Birthday berarti hari kelahiran. Kita serap ke dalam bahasa pergaulan menjadi hari ulang tahun. Meski dalam bahasa Inggris ulang tahun lebih sepadan dengan anniversary ketimbang birthday.

Biarlah, terlanjur enak di lidah.

Bagi setiap orang yang berulang tahun, entah sebaiknya bergembira atau bersedih-atau ke duanya. Bolehlah bergembira sebab telah mendapat kesempatan menghirup udara lebih lama, menempa pengalaman lebih banyak, mengalami hidup lebih panjang, dan seterusnya-dan seterusnya. Tapi apa yang mesti dirayakan jika "hidup adalah penderitaan", seperti kata Buddha? Bukankah semakin lama hidup kian menderita?

Hari ini tanggal kelahiran saya. Tapi setelah membaca paragraf di atas saya harap tak ada yang minta traktiran. Cukup ucapkan selamat saja, tak apa-apa. Kado juga saya terima. Paling sedikit doakanlah kebaikan. Saya tidak memaksa. Tapi kalau bisa jangan berhenti di kamu, klik like, share, dan katakan amin.

Eh, maaf, maaf.

Kekasih saya adalah orang pertama yang mengucapkan selamat. Atau, dia ingin menjadi yang pertama. Beberapa jam sebelum tanggal 1 dia katakan, takut ketiduran kalau harus menunggu tengah malam. Maklum pelor, nempel molor. Walhasil dia curi start 3 jam.

Pasangan muda lainnya merayakan ulang tahun kekasihnya dengan kejutan tengah malam. Mengetuk pintu, kue, lilin, balon, nyanyian, bla-bla-bla. Kami tidak. Jarak "ibu kota - ujung Indonesia" ini bukan perkara seremeh temeh itu.

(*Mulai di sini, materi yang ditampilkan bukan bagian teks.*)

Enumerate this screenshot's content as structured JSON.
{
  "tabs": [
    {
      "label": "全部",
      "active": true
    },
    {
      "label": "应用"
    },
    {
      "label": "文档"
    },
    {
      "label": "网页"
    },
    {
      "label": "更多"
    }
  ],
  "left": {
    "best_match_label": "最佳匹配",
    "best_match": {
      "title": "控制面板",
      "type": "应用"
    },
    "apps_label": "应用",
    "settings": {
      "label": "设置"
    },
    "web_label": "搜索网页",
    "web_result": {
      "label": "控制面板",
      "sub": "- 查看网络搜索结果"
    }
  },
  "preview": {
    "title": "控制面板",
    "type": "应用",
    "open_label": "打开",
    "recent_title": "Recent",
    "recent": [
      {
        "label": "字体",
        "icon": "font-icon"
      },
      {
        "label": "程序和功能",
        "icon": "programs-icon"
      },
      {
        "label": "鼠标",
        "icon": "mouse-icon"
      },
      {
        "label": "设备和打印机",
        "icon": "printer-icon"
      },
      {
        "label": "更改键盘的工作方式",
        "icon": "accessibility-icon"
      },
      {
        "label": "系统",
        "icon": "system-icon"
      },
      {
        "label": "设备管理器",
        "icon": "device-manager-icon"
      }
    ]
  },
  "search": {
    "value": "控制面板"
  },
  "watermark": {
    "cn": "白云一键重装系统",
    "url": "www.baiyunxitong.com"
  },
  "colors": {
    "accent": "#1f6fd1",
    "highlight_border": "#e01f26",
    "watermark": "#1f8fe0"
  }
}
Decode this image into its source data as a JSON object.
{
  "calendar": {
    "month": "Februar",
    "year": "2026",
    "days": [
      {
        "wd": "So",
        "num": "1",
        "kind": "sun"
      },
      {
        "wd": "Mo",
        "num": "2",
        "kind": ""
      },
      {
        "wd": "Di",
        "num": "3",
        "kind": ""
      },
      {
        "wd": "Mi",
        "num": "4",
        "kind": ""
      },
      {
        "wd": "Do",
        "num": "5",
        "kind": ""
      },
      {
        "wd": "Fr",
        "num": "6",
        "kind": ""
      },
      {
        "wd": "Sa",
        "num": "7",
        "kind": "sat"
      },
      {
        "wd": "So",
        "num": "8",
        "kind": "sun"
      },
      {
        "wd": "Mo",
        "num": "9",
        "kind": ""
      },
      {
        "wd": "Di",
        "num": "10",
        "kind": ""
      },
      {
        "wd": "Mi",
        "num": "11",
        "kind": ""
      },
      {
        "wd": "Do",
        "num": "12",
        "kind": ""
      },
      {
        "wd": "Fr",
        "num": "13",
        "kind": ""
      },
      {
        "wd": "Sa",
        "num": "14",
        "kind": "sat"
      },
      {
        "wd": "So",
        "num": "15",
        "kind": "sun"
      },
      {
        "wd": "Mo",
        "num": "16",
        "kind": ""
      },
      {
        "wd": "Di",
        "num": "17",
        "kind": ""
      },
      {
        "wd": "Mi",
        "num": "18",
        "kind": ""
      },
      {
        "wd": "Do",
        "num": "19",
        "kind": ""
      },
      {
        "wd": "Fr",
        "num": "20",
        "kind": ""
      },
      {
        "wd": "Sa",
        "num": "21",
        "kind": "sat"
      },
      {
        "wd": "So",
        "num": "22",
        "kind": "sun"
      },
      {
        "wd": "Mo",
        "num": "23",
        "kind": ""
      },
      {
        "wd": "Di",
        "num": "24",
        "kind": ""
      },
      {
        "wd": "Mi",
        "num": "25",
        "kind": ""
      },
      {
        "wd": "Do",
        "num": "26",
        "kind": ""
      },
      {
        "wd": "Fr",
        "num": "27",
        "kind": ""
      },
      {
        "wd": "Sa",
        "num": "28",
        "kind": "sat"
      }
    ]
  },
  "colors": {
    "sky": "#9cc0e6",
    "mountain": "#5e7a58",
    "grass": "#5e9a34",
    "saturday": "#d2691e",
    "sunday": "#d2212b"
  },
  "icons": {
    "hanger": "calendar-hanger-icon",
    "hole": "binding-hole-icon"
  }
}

Lilin tengah malam? Huh, yang benar saja.

Orang pertama yang mengirim ucapan via WA hari ini adik saya, Pita (Dyah Puspita Ningrum). Yang pertama mengirim di dinding FB saya Momon (Roro Halif Nureviana). Yang pertama menjabat tangan dan mengucapkan langsung Irene. Disusul yang lainnya.

Tapi kita bukan kecap, maunya yang nomor satu. Tak menjadi yang paling awal tak jadi soal. Yang penting cek IG kita ya. Halah saya ini bicara apa.

Mungkin beginilah tingkah remaja yang menginjak 17 tahun. Ada amin, Saudara?

***

Catatan tambahan (edit):

Nama kekasih saya Anggraeni, biasa dipanggil Eni. Saya bikin catatan tambahan ini karena dia protes kenapa namanya tak tertulis di postingan di atas.

Padahal 'kan namanya sudah tertulis di hati saya ya. Halah.

Eni juga menjadi orang terakhir yang mengucapkan selamat dan doa pada saya, entah ucapannya yang ke berapa di hari itu. Hingga menjelang tengah malam, hingga hampir habis tanggal satu.

Ya, kita tak harus menjadi yang pertama. Kita bisa menjadi yang menemani hingga akhir. Terima kasih, Dik Eni!